At ten is a film that I would have never thought to put on a horror film list, the Coen Brothers' Barton Fink. I dearly love the works of the Bros., but Fink is perhaps my least favorite of their oeuvre, and I wish I had a really good reason why. It's full of typically odd Coen-ish characters and dialogue, and the direction, photography, and performances are all first-rate...but it just didn't connect with me for some reason. I suppose that I just didn't really sympathise with the protagonist, or maybe the flaming finale struck me as a little too over-the-top, I don't know. This is another one I think I need to watch again, having done so only once, and lots of people with much more informed opinions than I love this film, placing me squarely in the minority, it seems. Sean makes a great case for its inclusion on his list, and highlights several things I didn't see in the same (fire) light.
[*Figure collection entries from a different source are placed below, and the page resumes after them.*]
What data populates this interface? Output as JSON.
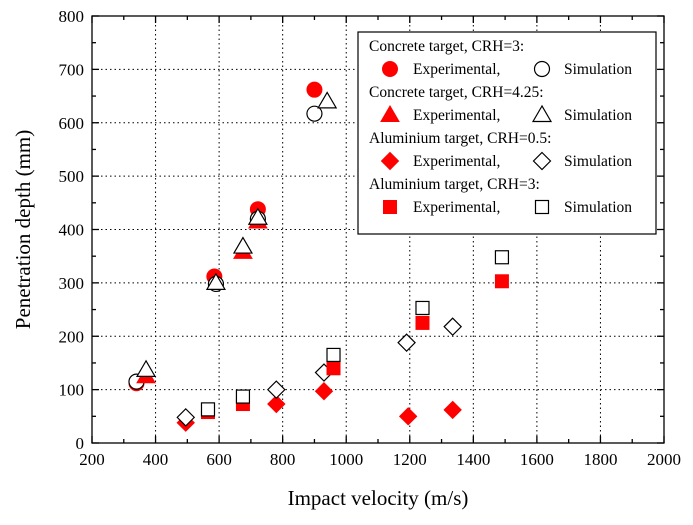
{
  "chart_data": {
    "type": "scatter",
    "xlabel": "Impact velocity (m/s)",
    "ylabel": "Penetration depth (mm)",
    "xlim": [
      200,
      2000
    ],
    "ylim": [
      0,
      800
    ],
    "xticks": [
      200,
      400,
      600,
      800,
      1000,
      1200,
      1400,
      1600,
      1800,
      2000
    ],
    "yticks": [
      0,
      100,
      200,
      300,
      400,
      500,
      600,
      700,
      800
    ],
    "grid": true,
    "legend_position": "top-right",
    "colors": {
      "experimental": "#ff0000",
      "simulation": "#000000"
    },
    "groups": [
      {
        "name": "Concrete target, CRH=3:",
        "marker": "circle",
        "experimental_label": "Experimental,",
        "simulation_label": "Simulation",
        "experimental": [
          [
            340,
            112
          ],
          [
            585,
            312
          ],
          [
            722,
            438
          ],
          [
            900,
            662
          ]
        ],
        "simulation": [
          [
            340,
            115
          ],
          [
            590,
            298
          ],
          [
            722,
            420
          ],
          [
            900,
            617
          ]
        ]
      },
      {
        "name": "Concrete target, CRH=4.25:",
        "marker": "triangle",
        "experimental_label": "Experimental,",
        "simulation_label": "Simulation",
        "experimental": [
          [
            370,
            125
          ],
          [
            675,
            358
          ],
          [
            722,
            415
          ]
        ],
        "simulation": [
          [
            370,
            137
          ],
          [
            590,
            300
          ],
          [
            675,
            368
          ],
          [
            722,
            422
          ],
          [
            940,
            640
          ]
        ]
      },
      {
        "name": "Aluminium target, CRH=0.5:",
        "marker": "diamond",
        "experimental_label": "Experimental,",
        "simulation_label": "Simulation",
        "experimental": [
          [
            495,
            38
          ],
          [
            780,
            73
          ],
          [
            930,
            97
          ],
          [
            1195,
            50
          ],
          [
            1335,
            62
          ]
        ],
        "simulation": [
          [
            495,
            48
          ],
          [
            780,
            100
          ],
          [
            930,
            132
          ],
          [
            1190,
            188
          ],
          [
            1335,
            218
          ]
        ]
      },
      {
        "name": "Aluminium target, CRH=3:",
        "marker": "square",
        "experimental_label": "Experimental,",
        "simulation_label": "Simulation",
        "experimental": [
          [
            565,
            58
          ],
          [
            675,
            73
          ],
          [
            960,
            140
          ],
          [
            1240,
            225
          ],
          [
            1490,
            303
          ]
        ],
        "simulation": [
          [
            565,
            63
          ],
          [
            675,
            87
          ],
          [
            960,
            165
          ],
          [
            1240,
            253
          ],
          [
            1490,
            348
          ]
        ]
      }
    ]
  }
}
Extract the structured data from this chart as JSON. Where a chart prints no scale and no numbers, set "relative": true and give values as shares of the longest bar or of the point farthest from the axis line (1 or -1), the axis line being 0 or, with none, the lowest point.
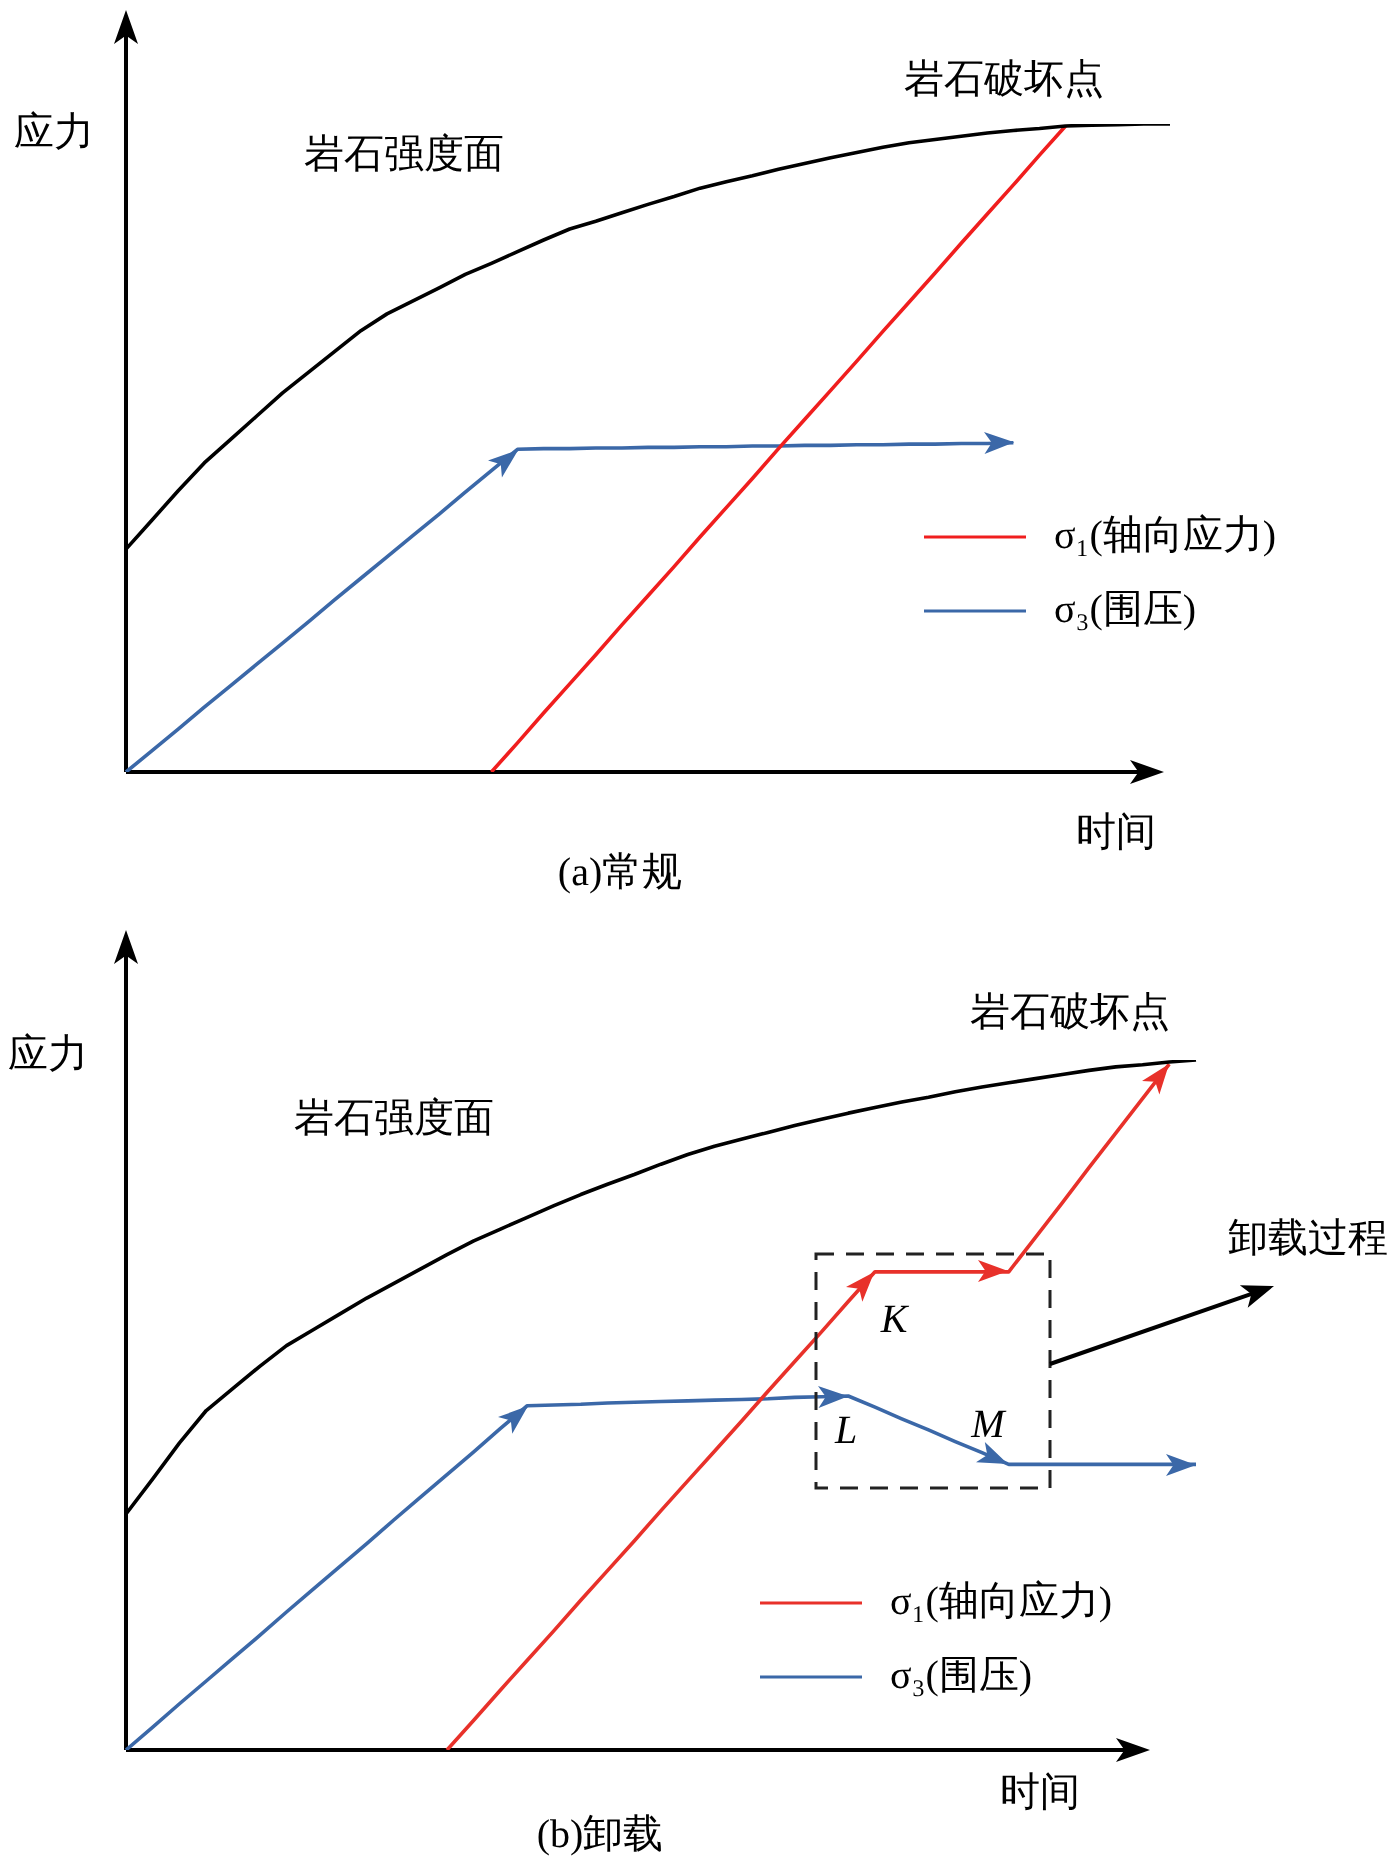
{
  "chart_data": [
    {
      "type": "line",
      "title": "(a)常规",
      "xlabel": "时间",
      "ylabel": "应力",
      "relative": true,
      "legend": "right",
      "categories": [
        null,
        null,
        null,
        null,
        null,
        null,
        null,
        null,
        null,
        null,
        null,
        null,
        null,
        null,
        null,
        null,
        null,
        null,
        null,
        null,
        null,
        null,
        null,
        null,
        null,
        null,
        null,
        null,
        null,
        null,
        null,
        null,
        null,
        null,
        null,
        null,
        null,
        null,
        null,
        null,
        null
      ],
      "series": [
        {
          "color": "#000000",
          "values": [
            0.344,
            0.389,
            0.434,
            0.477,
            0.513,
            0.549,
            0.585,
            0.617,
            0.649,
            0.681,
            0.707,
            0.727,
            0.747,
            0.768,
            0.785,
            0.803,
            0.821,
            0.838,
            0.85,
            0.863,
            0.876,
            0.888,
            0.901,
            0.911,
            0.92,
            0.93,
            0.939,
            0.948,
            0.956,
            0.964,
            0.971,
            0.976,
            0.981,
            0.986,
            0.99,
            0.993,
            0.997,
            0.998,
            0.999,
            1.0,
            1.0
          ]
        },
        {
          "name": "σ₁(轴向应力)",
          "color": "#f01e1e",
          "values": [
            null,
            null,
            null,
            null,
            null,
            null,
            null,
            null,
            null,
            null,
            null,
            null,
            null,
            null,
            0,
            0.045,
            0.091,
            0.136,
            0.181,
            0.227,
            0.272,
            0.317,
            0.363,
            0.408,
            0.453,
            0.499,
            0.544,
            0.589,
            0.634,
            0.68,
            0.725,
            0.77,
            0.816,
            0.861,
            0.906,
            0.952,
            0.997,
            null,
            null,
            null,
            null
          ]
        },
        {
          "name": "σ₃(围压)",
          "color": "#3b68a8",
          "values": [
            0,
            0.033,
            0.066,
            0.1,
            0.133,
            0.166,
            0.199,
            0.232,
            0.266,
            0.299,
            0.332,
            0.365,
            0.398,
            0.432,
            0.465,
            0.498,
            0.499,
            0.499,
            0.5,
            0.5,
            0.501,
            0.501,
            0.502,
            0.502,
            0.503,
            0.503,
            0.504,
            0.504,
            0.505,
            0.505,
            0.506,
            0.506,
            0.507,
            0.507,
            0.508,
            null,
            null,
            null,
            null,
            null,
            null
          ]
        }
      ],
      "annotations": [
        "岩石强度面",
        {
          "text": "岩石破坏点",
          "y": 0.997
        }
      ]
    },
    {
      "type": "line",
      "title": "(b)卸载",
      "xlabel": "时间",
      "ylabel": "应力",
      "relative": true,
      "legend": "bottom right",
      "categories": [
        null,
        null,
        null,
        null,
        null,
        null,
        null,
        null,
        null,
        null,
        null,
        null,
        null,
        null,
        null,
        null,
        null,
        null,
        null,
        null,
        null,
        null,
        null,
        null,
        null,
        null,
        null,
        null,
        null,
        null,
        null,
        null,
        null,
        null,
        null,
        null,
        null,
        null,
        null,
        null,
        null
      ],
      "series": [
        {
          "color": "#000000",
          "values": [
            0.342,
            0.393,
            0.445,
            0.492,
            0.524,
            0.556,
            0.586,
            0.609,
            0.632,
            0.655,
            0.676,
            0.697,
            0.718,
            0.738,
            0.755,
            0.772,
            0.789,
            0.805,
            0.82,
            0.834,
            0.849,
            0.863,
            0.875,
            0.885,
            0.895,
            0.905,
            0.914,
            0.923,
            0.931,
            0.939,
            0.946,
            0.954,
            0.961,
            0.967,
            0.973,
            0.979,
            0.985,
            0.99,
            0.993,
            0.997,
            1.0
          ]
        },
        {
          "name": "σ₁(轴向应力)",
          "color": "#e8312a",
          "values": [
            null,
            null,
            null,
            null,
            null,
            null,
            null,
            null,
            null,
            null,
            null,
            null,
            0,
            0.043,
            0.087,
            0.13,
            0.173,
            0.217,
            0.26,
            0.303,
            0.347,
            0.39,
            0.433,
            0.476,
            0.52,
            0.563,
            0.606,
            0.65,
            0.693,
            0.693,
            0.693,
            0.693,
            0.693,
            0.693,
            0.743,
            0.793,
            0.844,
            0.894,
            0.944,
            0.994,
            null
          ]
        },
        {
          "name": "σ₃(围压)",
          "color": "#3b68a8",
          "values": [
            0,
            0.033,
            0.067,
            0.1,
            0.133,
            0.166,
            0.2,
            0.233,
            0.266,
            0.299,
            0.333,
            0.366,
            0.399,
            0.432,
            0.466,
            0.499,
            0.5,
            0.501,
            0.503,
            0.504,
            0.505,
            0.506,
            0.507,
            0.508,
            0.509,
            0.511,
            0.512,
            0.513,
            0.497,
            0.48,
            0.464,
            0.447,
            0.431,
            0.414,
            0.414,
            0.414,
            0.414,
            0.414,
            0.414,
            0.414,
            0.414
          ]
        }
      ],
      "annotations": [
        "岩石强度面",
        {
          "text": "岩石破坏点",
          "y": 0.994
        },
        {
          "text": "K",
          "y": 0.693
        },
        {
          "text": "L",
          "y": 0.513
        },
        {
          "text": "M",
          "y": 0.414
        },
        "卸载过程"
      ]
    }
  ]
}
Even odder, to me, is the inclusion of film #9, Stanley Kubrick's Eyes Wide Shut- which I certainly regarded as a horror, but not in the same way Sean intends it. I will say that again, Sean makes a great case for this movie, but I've sat through it twice, finding it plodding and uninvolving, full of unpleasant characters doing unpleasant things to each other, and really don't want to do it again. Kubrick was a great filmmaker, no doubt about it, but even the great ones stumble occasionally, and I've always regarded this and his muddled adaptation of Stephen King's The Shining as his career worsts.
And finally, #8 today, Clive Barker's Hellraiser, a movie I remember seeing as soon as it came out because I was such a huge Barker fan (and stoked at getting the chance to see The Hellbound Heart visualized) at the time. I'm not so much of a Barker fan anymore, but this remains the best film version of any of his works, and still holds up as a truly imaginative gore/horror film. Again, Sean makes some trenchant observations.
And that's all he's got so far! I'll try to comment on the other seven, whenever he gets them posted. So far, fascinating reading.